Les intellectuels, autrement dit, pour ce qui nous concerne ici, les artistes, les écrivains qui s’engagent dans une action politique sont indispensables à la lutte sociale, tout particulièrement aujourd’hui, étant donné les formes tout à fait nouvelles que prend la domination. Ils peuvent jouer leur rôle, irremplaçable, en contribuant à créer les conditions sociales d’une production collective d’utopies réalistes. Ils peuvent organiser ou orchestrer la recherche collective de nouvelles formes d’action politique, de nouvelles façons de mobiliser et de faire travailler ensemble les gens mobilisés, de nouvelles façons d’élaborer des projets et de les réaliser en commun. Ils peuvent jouer un rôle d’accoucheur en assistant la dynamique des groupes en travail dans leur effort pour exprimer, et du même coup découvrir, ce qu’ils sont et ce qu’ils pourraient ou devraient être et en contribuant à la recollection et à l’accumulation de l’immense savoir social sur le monde social. Ils pourraient ainsi aider les victimes de la politique néo-libérale à découvrir les effets diversement réfractés d’une même cause dans les événements et les expériences en apparence radicalement différents, surtout pour ceux qui les vivent, qui sont associés aux différents univers sociaux, d’une même nation ou de nations différentes.

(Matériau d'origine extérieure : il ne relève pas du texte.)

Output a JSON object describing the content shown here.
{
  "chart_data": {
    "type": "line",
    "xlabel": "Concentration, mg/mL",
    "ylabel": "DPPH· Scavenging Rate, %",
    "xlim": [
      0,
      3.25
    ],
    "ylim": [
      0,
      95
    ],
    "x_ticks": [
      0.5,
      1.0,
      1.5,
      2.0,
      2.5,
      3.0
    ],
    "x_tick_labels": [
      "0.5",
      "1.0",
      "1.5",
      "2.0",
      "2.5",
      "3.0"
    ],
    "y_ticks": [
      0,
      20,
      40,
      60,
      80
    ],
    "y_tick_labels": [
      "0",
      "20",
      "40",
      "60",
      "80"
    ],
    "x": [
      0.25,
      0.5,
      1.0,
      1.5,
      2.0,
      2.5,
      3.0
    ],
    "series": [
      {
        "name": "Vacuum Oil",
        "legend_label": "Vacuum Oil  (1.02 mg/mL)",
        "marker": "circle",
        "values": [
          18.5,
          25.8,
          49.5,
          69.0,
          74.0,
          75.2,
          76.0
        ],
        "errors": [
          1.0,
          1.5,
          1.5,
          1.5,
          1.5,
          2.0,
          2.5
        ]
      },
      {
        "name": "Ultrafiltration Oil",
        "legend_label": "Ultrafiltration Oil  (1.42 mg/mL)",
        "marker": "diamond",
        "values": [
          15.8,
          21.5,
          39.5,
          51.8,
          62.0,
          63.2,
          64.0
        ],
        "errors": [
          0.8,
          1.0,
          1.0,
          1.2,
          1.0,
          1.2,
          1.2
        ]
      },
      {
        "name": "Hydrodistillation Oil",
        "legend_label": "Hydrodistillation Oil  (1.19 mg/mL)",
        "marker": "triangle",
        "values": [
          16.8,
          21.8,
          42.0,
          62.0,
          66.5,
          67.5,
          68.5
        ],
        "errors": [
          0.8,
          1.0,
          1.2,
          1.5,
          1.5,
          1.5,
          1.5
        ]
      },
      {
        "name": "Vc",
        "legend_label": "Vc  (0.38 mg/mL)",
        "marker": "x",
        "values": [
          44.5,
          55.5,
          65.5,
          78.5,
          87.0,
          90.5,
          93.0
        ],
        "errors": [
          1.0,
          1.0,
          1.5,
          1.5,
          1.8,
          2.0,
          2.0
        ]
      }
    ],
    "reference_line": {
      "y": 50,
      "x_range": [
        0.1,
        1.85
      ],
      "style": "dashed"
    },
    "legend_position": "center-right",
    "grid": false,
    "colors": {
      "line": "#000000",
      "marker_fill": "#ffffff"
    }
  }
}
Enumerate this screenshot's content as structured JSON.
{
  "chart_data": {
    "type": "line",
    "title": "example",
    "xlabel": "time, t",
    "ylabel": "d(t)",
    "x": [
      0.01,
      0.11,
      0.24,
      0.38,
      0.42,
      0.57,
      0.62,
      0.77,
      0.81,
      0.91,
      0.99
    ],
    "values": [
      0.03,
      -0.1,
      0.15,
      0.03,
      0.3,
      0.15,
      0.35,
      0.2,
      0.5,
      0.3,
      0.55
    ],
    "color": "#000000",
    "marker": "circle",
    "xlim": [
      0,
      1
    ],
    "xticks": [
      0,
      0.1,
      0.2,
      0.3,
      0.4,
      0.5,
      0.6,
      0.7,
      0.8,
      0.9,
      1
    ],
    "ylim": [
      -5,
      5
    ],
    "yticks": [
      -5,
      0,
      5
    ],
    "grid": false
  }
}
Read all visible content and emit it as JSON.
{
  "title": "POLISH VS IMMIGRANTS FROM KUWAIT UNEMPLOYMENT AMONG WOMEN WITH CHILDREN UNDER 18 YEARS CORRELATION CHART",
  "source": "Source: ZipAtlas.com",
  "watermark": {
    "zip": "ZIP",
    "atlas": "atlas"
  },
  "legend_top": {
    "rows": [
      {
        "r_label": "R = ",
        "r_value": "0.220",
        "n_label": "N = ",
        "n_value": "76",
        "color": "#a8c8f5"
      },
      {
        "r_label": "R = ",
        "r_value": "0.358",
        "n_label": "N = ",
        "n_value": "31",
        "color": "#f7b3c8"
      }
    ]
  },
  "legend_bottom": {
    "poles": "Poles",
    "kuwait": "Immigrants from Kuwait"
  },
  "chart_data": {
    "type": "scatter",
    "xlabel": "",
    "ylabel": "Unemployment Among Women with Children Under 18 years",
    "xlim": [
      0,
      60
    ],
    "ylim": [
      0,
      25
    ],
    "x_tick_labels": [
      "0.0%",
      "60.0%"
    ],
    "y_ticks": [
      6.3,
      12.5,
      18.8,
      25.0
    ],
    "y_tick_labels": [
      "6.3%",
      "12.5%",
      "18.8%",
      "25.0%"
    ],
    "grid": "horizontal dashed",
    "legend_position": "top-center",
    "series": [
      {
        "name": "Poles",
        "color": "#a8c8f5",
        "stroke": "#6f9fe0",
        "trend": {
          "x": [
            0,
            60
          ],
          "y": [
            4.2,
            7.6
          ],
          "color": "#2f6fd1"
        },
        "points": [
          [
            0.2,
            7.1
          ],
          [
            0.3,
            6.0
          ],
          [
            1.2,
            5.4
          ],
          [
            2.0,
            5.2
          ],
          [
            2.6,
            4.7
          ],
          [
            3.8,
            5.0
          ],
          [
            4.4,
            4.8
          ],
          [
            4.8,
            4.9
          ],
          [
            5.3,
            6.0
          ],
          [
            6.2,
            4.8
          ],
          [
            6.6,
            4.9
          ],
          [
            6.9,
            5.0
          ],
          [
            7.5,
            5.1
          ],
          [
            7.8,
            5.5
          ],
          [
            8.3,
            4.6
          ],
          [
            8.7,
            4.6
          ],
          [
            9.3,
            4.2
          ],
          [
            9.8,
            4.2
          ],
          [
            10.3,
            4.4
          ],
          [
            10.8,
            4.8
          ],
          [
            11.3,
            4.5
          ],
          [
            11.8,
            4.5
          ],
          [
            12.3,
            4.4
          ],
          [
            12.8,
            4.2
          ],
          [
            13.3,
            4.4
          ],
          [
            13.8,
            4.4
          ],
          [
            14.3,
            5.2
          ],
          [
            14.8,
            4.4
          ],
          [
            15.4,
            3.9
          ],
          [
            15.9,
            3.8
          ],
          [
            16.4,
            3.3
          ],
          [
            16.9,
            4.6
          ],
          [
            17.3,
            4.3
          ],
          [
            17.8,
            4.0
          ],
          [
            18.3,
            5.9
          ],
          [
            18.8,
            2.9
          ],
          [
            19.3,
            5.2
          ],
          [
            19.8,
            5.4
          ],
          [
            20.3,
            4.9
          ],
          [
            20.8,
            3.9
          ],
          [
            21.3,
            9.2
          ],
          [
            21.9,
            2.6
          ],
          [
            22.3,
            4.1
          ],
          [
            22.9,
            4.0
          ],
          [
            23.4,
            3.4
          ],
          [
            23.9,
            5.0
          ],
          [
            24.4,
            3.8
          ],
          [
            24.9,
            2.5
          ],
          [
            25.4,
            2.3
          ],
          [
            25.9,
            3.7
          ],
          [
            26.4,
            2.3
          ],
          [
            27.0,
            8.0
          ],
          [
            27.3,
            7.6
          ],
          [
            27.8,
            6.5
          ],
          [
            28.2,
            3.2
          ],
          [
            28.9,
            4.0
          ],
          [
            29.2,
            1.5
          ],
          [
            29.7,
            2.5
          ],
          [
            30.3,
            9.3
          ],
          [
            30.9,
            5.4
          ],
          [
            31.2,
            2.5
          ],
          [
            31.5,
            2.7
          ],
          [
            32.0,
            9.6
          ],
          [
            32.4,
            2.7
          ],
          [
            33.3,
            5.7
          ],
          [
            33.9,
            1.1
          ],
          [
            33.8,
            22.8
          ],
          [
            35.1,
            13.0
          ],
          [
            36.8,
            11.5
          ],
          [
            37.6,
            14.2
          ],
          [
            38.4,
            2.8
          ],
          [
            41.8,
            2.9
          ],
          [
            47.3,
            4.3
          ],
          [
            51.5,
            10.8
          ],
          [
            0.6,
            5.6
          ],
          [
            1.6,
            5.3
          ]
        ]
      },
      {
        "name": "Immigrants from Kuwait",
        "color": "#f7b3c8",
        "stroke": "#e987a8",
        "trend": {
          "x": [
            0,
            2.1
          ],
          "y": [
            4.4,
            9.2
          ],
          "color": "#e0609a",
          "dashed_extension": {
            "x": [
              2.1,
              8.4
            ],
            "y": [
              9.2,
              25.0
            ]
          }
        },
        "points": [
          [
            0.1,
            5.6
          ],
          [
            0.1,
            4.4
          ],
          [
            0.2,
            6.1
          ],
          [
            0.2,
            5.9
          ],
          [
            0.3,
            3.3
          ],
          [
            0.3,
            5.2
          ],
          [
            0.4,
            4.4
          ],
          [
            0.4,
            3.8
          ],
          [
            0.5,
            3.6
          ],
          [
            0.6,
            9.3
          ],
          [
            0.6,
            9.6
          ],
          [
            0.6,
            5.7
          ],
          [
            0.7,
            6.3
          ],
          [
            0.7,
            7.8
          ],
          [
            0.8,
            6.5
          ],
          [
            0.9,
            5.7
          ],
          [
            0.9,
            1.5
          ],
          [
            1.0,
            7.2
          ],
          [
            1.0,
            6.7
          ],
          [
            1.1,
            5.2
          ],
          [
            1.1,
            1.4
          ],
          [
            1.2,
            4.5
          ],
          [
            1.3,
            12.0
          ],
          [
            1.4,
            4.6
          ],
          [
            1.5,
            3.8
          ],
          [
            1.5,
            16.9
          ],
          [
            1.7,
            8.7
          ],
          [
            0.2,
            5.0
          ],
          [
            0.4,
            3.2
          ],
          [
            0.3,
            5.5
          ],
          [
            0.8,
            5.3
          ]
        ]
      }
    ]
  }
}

Pour ce faire, les écrivains, les artistes qui sont déjà, par profession, plus enclins et plus aptes à dépasser les frontières nationales, doivent transcender la frontière sacrée, qui est inscrite aussi dans leur cerveau, pour sortir résolument du microcosme académique, entrer en interaction avec le monde extérieur (c’est-à-dire notamment avec les associations, et tous les groupes en lutte) au lieu de se contenter des conflits «politiques» à la fois intimes et ultimes, et toujours un peu irréels, du monde scolastique, et inventer une combinaison improbable, mais indispensable: le savoir engagé, c’est-à dire une politique d’intervention dans le monde politique qui obéit, autant que possible, aux règles en vigueur dans le champ littéraire et scientifique. Ce qui, étant donné le mélange d’urgence et de confusion qui est de règle dans le monde de l’action, n’est véritablement et pleinement possible que pour et par une organisation capable d’orchestrer le travail collectif d’un ensemble international d’écrivains, de chercheurs, d’artistes et de savants. Dans cette entreprise collective, c’est sans doute aux savants que revient le rôle primordial, à un moment où les forces dominantes ne cessent d’invoquer l’autorité de la science, la politique particulièrement.

Marvens Jeanty

22. Juin 2020

Références bibliographiques

Bourdieu, P. (2001). «Pour un savoir engagé», in Contre-Feux 2, p. 33.

Sartre, J. P. (1948). Qu’est-ce que la littérature? Paris: Gallimard.